In April 2006 the Government of Venezuela passed The Law of Communal Councils (consejos comunales) which empowers local citizens to form neighbourhood-based elected councils that initiate and oversee local policies and projects towards community development. Many Communal Councils became colectivos after they were armed by the Venezuelan government.

Over 19,500 councils were registered throughout the country and billions of dollars have been distributed to support their efforts by the government.

==Structure==
Communal councils are a group of elected persons from a self-defined residential neighbourhood of about 150 to 400 families in urban areas, or closer to 20 families in rural areas, and potentially 10 in indigenous communities. The principal decision making body of a communal council is the citizens' assembly. The formal functioning committee is composed of the following five units:
- Citizens' Assembly
- Executive Body
- Financial Management Unit
- Unit of Social Oversight (Anti-corruption)
- Community Coordination Collective
All council persons are people within the community elected by the citizens' assembly for a period of 2 years.

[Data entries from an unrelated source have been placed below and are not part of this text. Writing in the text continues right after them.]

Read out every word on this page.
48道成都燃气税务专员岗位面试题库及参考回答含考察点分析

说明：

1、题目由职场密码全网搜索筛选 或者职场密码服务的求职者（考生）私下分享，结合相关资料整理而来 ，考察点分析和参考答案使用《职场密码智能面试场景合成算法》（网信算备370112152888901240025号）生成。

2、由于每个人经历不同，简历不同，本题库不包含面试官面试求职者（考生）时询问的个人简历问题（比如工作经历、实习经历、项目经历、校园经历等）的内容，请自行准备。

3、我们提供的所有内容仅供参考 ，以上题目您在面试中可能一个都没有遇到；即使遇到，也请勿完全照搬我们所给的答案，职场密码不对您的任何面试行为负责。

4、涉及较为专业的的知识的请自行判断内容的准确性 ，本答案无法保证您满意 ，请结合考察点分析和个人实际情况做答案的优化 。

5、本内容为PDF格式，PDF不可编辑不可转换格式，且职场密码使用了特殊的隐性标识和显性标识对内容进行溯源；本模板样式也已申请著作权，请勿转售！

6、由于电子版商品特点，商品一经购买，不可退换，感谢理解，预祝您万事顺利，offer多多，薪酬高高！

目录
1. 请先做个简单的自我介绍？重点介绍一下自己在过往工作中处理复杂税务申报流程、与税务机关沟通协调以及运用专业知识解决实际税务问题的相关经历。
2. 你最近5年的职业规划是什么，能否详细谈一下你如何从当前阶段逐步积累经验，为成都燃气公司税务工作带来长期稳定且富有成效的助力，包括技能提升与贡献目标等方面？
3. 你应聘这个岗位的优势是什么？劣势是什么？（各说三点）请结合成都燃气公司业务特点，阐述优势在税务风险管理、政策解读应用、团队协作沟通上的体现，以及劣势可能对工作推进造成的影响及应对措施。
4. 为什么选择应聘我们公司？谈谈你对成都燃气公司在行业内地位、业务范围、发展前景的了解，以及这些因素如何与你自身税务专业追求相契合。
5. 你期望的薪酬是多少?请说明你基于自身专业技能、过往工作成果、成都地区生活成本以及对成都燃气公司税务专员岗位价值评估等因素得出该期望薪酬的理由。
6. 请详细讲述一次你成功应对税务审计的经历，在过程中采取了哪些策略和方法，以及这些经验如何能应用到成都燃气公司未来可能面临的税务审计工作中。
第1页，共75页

No person can occupy positions in more than one unit at time.

===Unit of social oversight===
The Unit of Social Oversight is a group of five community members elected by the Citizens' Assembly. They are an independent group who monitor and report on the application of council resources and activities towards the community development plan. They are also known as the Anti-corruption Unit.

===Community Coordination Collective===
The Community Coordination Collective (composed of one elected spokesperson from the Executive Body, Financial Management Unit & Anti-Corruption Unit respectively) is charged with galvanizing community organization, informing and training community members, and coordinating with the local militia reserves.

== International ==
Communal councils circles exist in other countries and are widespread in Europe, North America, and Australia.

=== Canada ===
In a June 2014 publication by the Center for a Secure Free Society, it was stated that even though some of those circles in Canada had disbanded

=== United States ===
In the United States, there were about 15 circles throughout the United States in 2005. In an article by The Miami Herald, the circles were present in cities such as Cincinnati, Boston, Miami, Salt Lake City, Knoxville and Milwaukee, with the largest organization in Miami having about 185 members.

==Present situation==
Eight months after the law was passed, over 16,000 councils had already formed throughout the country. 12,000 of them had received funding for community projects – $1 billion total, out of a national budget of $53 billion. The councils had established nearly 300 communal banks, which have received $70 million for micro-loans.

As of March 2007 19,500 councils were registered. The law of Communal Councils was last reaffirmed and updated in November 2009.